Read full article By leslie Nemo @Discover Magazine Photo Credit: Georgie Murray/Shutterstock
Simply put, an ancient grain is one that has gone untouched by modern intensive breeding. In the U.S., the foods we most often find on shelves that qualify for the title are some wheats like einkorn and farro, as well as non-wheat grains like millets, amaranth and buckwheat (which, despite its name, is not a kind of wheat).
Corn and rice can fall into this category too, so long as the variety has a genome that breeders haven’t drastically changed, points out Dipak Santra, an agronomist at the University of Nebraska–Lincoln. Carolina Gold rice, for example, a version grown in South Carolina up until the Great Depression, has since come back into stores and would meet the “ancient” standard.
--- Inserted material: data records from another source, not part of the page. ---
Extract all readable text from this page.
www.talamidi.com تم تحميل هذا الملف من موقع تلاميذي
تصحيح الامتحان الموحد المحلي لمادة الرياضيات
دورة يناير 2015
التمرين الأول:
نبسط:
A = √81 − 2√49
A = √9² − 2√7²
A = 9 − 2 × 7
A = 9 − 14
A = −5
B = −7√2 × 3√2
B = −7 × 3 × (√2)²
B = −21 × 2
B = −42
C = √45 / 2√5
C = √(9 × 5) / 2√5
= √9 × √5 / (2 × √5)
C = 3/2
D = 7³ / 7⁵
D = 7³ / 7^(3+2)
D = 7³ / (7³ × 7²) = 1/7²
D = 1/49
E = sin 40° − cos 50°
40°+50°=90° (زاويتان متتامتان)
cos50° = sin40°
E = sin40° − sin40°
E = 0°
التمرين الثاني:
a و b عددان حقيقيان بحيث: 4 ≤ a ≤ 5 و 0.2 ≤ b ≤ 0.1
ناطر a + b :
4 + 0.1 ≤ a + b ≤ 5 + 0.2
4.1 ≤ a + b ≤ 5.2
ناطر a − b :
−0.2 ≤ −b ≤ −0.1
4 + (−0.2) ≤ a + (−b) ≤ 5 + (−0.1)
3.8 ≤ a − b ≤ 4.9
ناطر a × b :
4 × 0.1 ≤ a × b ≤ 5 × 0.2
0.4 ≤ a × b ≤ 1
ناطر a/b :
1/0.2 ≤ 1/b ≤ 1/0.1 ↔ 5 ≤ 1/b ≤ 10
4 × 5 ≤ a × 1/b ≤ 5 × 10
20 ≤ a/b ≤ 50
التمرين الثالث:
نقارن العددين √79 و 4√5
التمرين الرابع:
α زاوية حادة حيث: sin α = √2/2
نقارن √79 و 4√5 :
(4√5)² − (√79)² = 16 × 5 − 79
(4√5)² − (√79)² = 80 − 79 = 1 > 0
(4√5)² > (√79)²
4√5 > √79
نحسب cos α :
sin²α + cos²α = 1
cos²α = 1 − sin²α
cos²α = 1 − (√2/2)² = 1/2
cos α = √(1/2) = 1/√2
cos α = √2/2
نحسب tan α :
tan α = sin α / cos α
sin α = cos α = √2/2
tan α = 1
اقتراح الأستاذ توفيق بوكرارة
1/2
Whether a given grain might be considered ancient depends heavily on location. While farro and spelt varies grown and harvested in the U.S. are likely genetically similar to their ancient selves, versions of those crops grown elsewhere — farro in Italy and spelt in Germany — might deviate more from those original genetic signatures, as breeders in those countries have put a lot more work into the grains.
Across the world, one grain that has changed significantly from when it first appeared is bread wheat. A descendant of a wild grass that merged with either farro or durum wheat, bread wheat came with benefits it’s predecessors didn’t — the inedible shell around each tasty kernel fell off easily and the part we like to eat came with the right gluten structure to help bread rise. Bread wheat cropped up for the first time thousands of years ago, and though clearly appreciated by humans since then, began its biggest genetic transformations in the 1960s. Huge government investments in bread wheat (as well as rice and corn varieties) to create durable, pest-resistance and high-yielding crops funded breeding programs that drastically changed what the crop’s original genomes looked like.
Are Ancient Grains Any Healthier?
What drove the breeding push — and what still drives most plant breeding — was extracting higher volumes of grain per acre, not necessarily improving the quality of the nutrients in each kernel. “With breeders, it’s all about yield, yield, yield — how to produce more starch per acre,” Santra says. Yet for people looking for more nutrient-dense grains, the “ancient” labeling holds the promise of a healthier choice.
It’s possible that in some cases, that promise holds true. Francesco Sofi, a food science and clinical nutrition researcher at the University of Florence, and his colleagues have investigated nutrition differences between older and modern wheats by giving study participants diets that incorporated one of the two grains. When comparing current commercial wheat to versions bred in Italy prior to the 1950s amongst 20 study participants, those eating the ancient renditions showed slightly lower cholesterol and fewer markers of inflammation.
For the most part, researchers agree that many more studies are needed, looking at a range of wheats grown in different areas, to parse any major health differences. For example, the people in Sofi’s research ate Italian-grown wheats. And since what an “ancient grain” looks like varies around the world, those findings may not apply to, say, people in the U.S. swapping their sandwich bread for a durum wheat variety. “It needs to be tested in different backgrounds, varieties and countries,” Sofi says.
Also, Sofi and his lab didn’t investigate all the ways different wheat products can be refined and modified before sale. For example, most processing protocols for bread wheat extract a portion of each kernel and toss the other components. Without the pieces cast aside, the final bread is softer and more shelf-stable. But the removed bits carry a lot of fiber, minerals and vitamins. That’s why U.S. dietary recommendations suggest that people make half their grains “whole” varieties. That way, more servings come with as many nutrients as possible.
The people interested in whole grains and ancient grains overlap enough that in the U.S., most companies sell einkorn, emmer and spelt as whole grains, Dawson says. But producers could treat ancient wheats the same as bread wheat and strip away nutritionally-dense portions. Companies could also add more preservatives, sugar and salt in ancient wheat products, the same as they do with bread wheats, and create a less healthy product. And when “ancient grains” are trendy, brands are incentivized to create products that appeal to the packaging labels shoppers are looking for.
The tweaks a manufacturing facility might make are important for shoppers to keep in mind if they want their ancient grains to also be the healthier choice. Beyond prioritizing the quality of the food product, diversifying the kinds of grains you eat could be worthwhile, too.
Non-wheat grains lack gluten and can be a good choice for people with celiacs disease, and each option that people in the U.S. think of as “ancient” varieties have unique nutritional compositions. Products that make the ancient grain claim tend to be more expensive, as farmers can’t harvest as much of the crop per acre as they can with other plants. But researchers are working on ways to bring the cost down. “I’d like to see them more widely available, because I’d like to see diversity in peoples’ diets,” Dawson says.